Given a simple history can be mapped into a higher dimensional state, Markov chains are much more common than they first seem, so it's basically* always possible to dismiss any physically implementable system as "a Markov chain" if you're so inclined.

* While I wouldn't be surprised if someone has come up with laws of physics that can't be described by a Markov chain, mere quantum mechanics can.

2 comments

Why would analyzing something as Markov chain be dismissing it? Perhaps its Markov chains that are being dismissed?
The comment I am replying to looks like a dismissal, and does not look like an analysis.
Quantum mechanics can be described as a Markov chain? That seems plausible but I haven't worked with MCs enough to see exactly how. Could you please elaborate? It seems interesting.
If you want to study a quantum mechanical system in equilibrium at inverse temperature β, the interesting quantity is the partition function Z = tr exp[-β H]. This can be converted into a path integral Z = ∫ dφ exp[-S[φ]] which can be importance-sampled via the Metropolis-Hastings algorithm [mh] via Markov-chain Monte Carlo.

This approach is commonly used in lattice field theory [lft], where the Hamiltonian H is that of a discretized spacetime (or the problem is formulated in terms of the action S to begin with).

Real-time problems in quantum mechanics involve exp[i t H] which brings a horrible complication called the sign problem [sign]. The one-sentence summary is that exp[-β H] is positive-definite but exp[i t H] is not and it's not clear how to incorporate a complex Boltzmann weight as a probability for MCMC.

mh: https://en.wikipedia.org/wiki/Metropolis%E2%80%93Hastings_al...

lft: https://en.wikipedia.org/wiki/Lattice_field_theory

sign: https://en.wikipedia.org/wiki/Numerical_sign_problem

A Markov process is a random process where the new state only depends on the old state, not anything else.
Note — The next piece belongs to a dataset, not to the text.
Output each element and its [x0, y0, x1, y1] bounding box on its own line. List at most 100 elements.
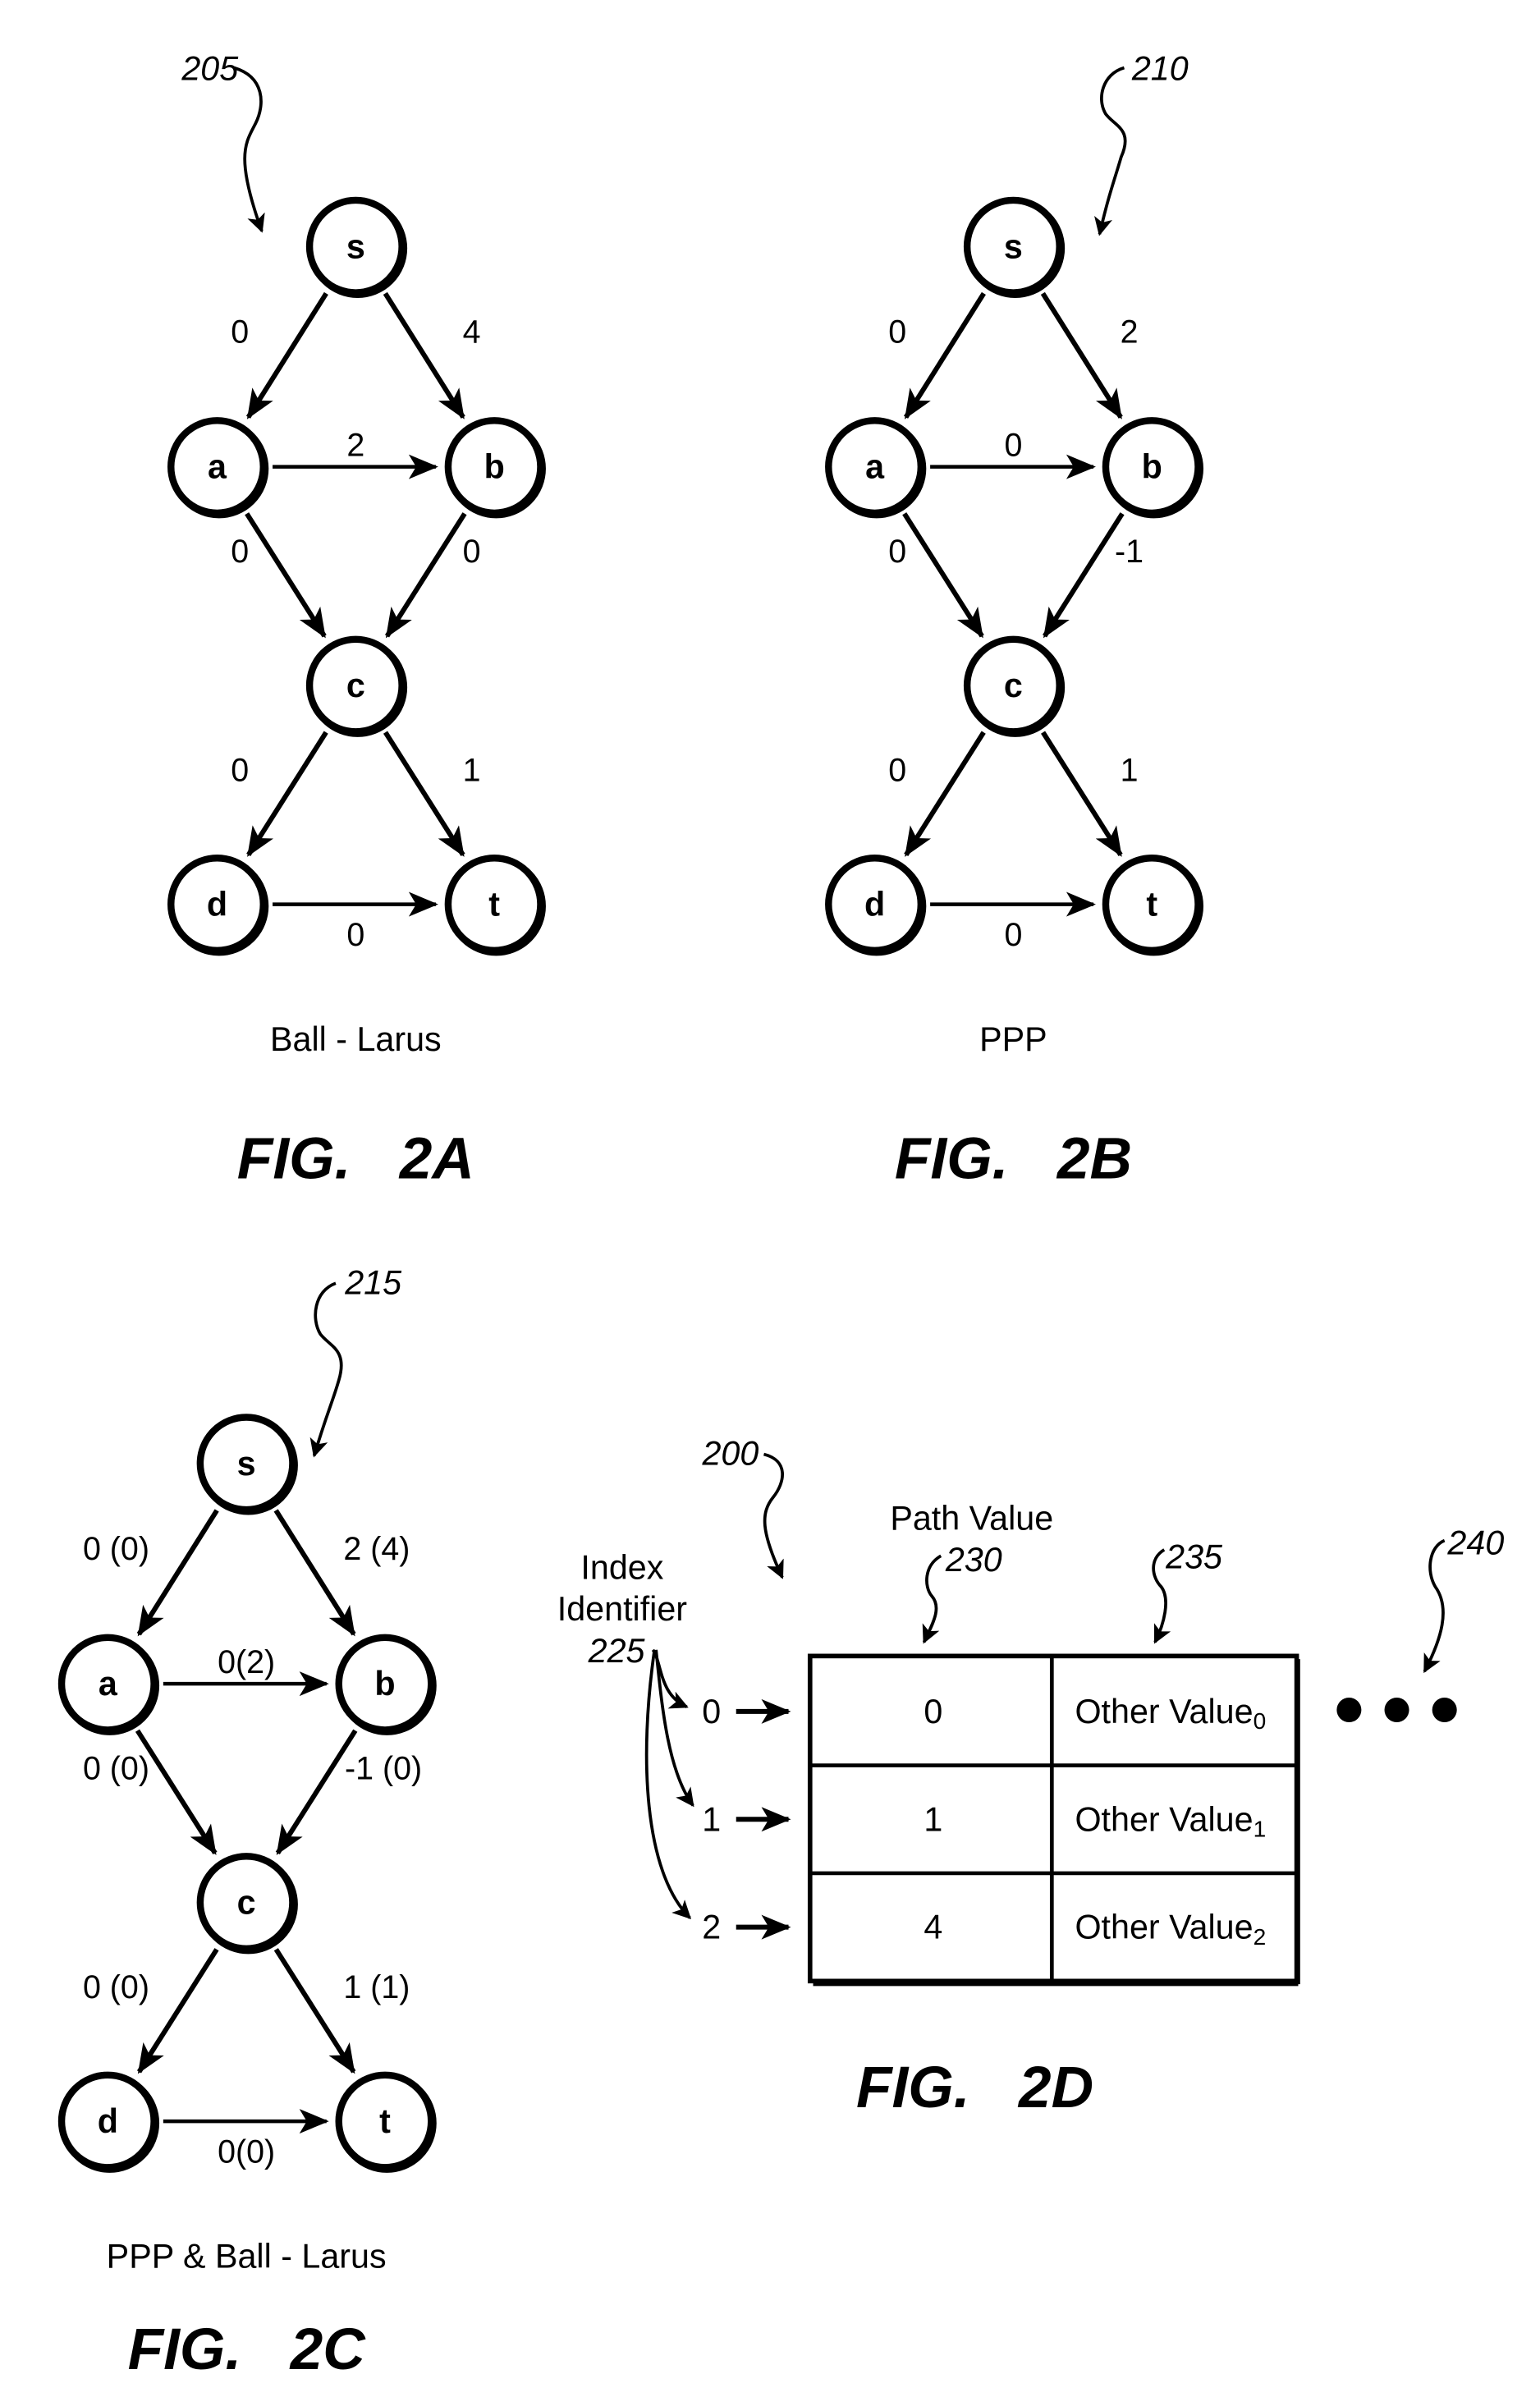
node-t: t: [444, 855, 546, 956]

This can be stretched to include almost anything, since you can expand the definition of the state to record history or whatever you want, although you may make the process much more difficult to work with mathematically. In other words, the fact that something may be a Markov process is generally not interesting, because it is a very broad definition, and doesn't guarantee any interesting properties without further assumptions.

The wavefunction in QM doesn't evolve randomly, so I would say it is not technically a Markov process. On the other hand you can create a theory of observables derived from QM that is "random" (depending on your interpretation of quantum mechanics).

You will have a hard time constructing Markov Chain that correctly models the real-time evolution of physical quantum-mechanical observables. The problem is that the transition matrix that governs quantum-mechanical evolution is exp[i t H], which is not a well-formed probability distribution.
I would have said something very close to zeofig's answer, with the one significant change being to say that a deterministic system is itself a very boring kind of Markov chain where all states' transition probabilities are exactly 0 or 1.